Search goliath Google added moving pictures to its video search beta service on Monday.
Users can now watch video from within the browser via a special downloaded player — one that likely will enable pay-per-view in the future.
has broadened its searchable index to include much of the content that users have contributed via its Video Upload program. The service launched in January with stills from television shows.
But to watch video, users first have to download the Google Video Viewer, a free plug-in for Google video content only. (The plug-in works with the Internet Explorer and Firefox browsers.)
Searchers with viewer-enabled browsers still will not be able to play the content in the index, but playable content will be highlighted in search results by an icon. Searchers can click on the icon and get a preview consisting of up to five stills to help them identify which part of the video they want to play.
If the video is annotated or transcribed, Google Video Search results will deliver the segment that contains the query word.
“For example, if you searched for ‘tulip,’ and that was said one-and-a-half minutes in, we can start you there,” said Peter Chane, senior product manager for Google Video.
Google’s Video Upload program asks content creators to include meta data or a transcript with the upload.
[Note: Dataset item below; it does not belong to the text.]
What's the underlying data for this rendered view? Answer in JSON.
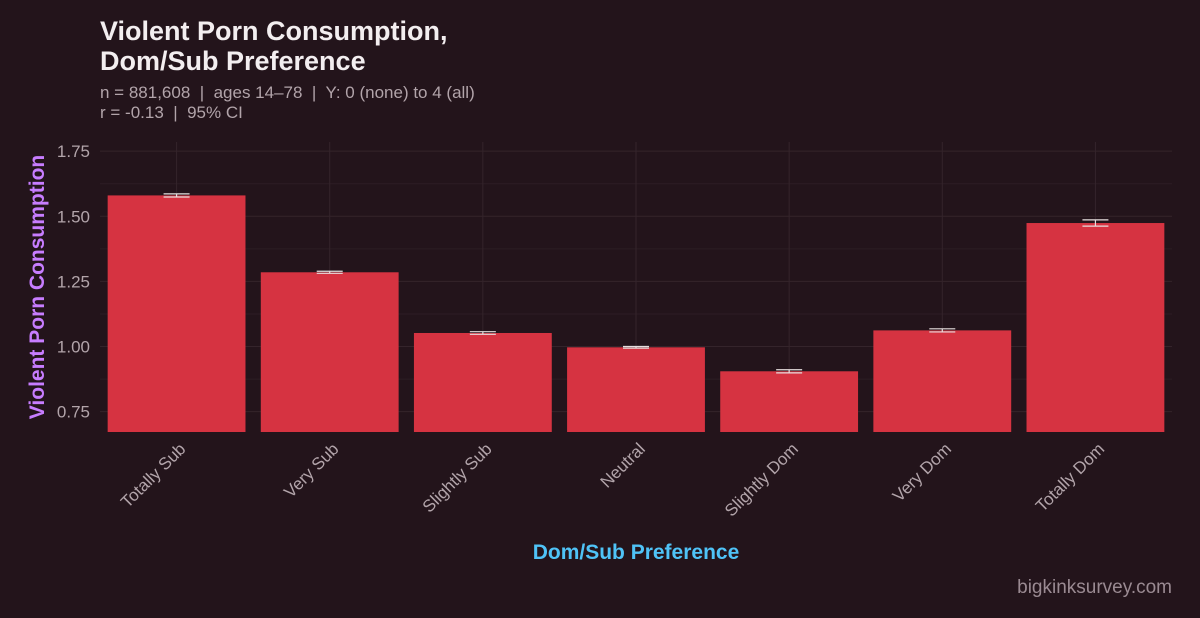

Google uses the transcript or metadata to index the content.
While Google uses the closed captions provided by television broadcasters to index their shows, it must rely on information provided by independents to index their work. Chane wouldn’t say what percent of the content offered by independent producers included a transcript, but said, “We’re impressed by how many did.”
The Upload Program also allows producers to decide whether they want to allow free access to the content or set a fee for access. Chane wouldn’t comment about plans to eventually charge for some content. For now, video search results won’t include content with a price tag.
The viewer was built on VLC, the open-source multimedia player. Chane would not comment on whether Google needed to use a proprietary media player in order to institute pay-per-view in the future.
But Google has confirmed that it’s building an online payment system, and such a system could connect with the Google Video Viewer to let the search company charge users to watch, then share revenue with content creators.
Neither would Chane comment on whether Google Video would enable users to access audio files, such as MP3s.
But VLC plays files in MP3 format, as well as DVD, and it supports several streaming protocols. Therefore, unless Google has stripped out this functionality in its Viewer, it stands that it could extend the search and playback to other kinds of media.
Despite all the no-comments, Chane did leave the door open to further features, saying, “We’re always looking at new solutions to make search better.”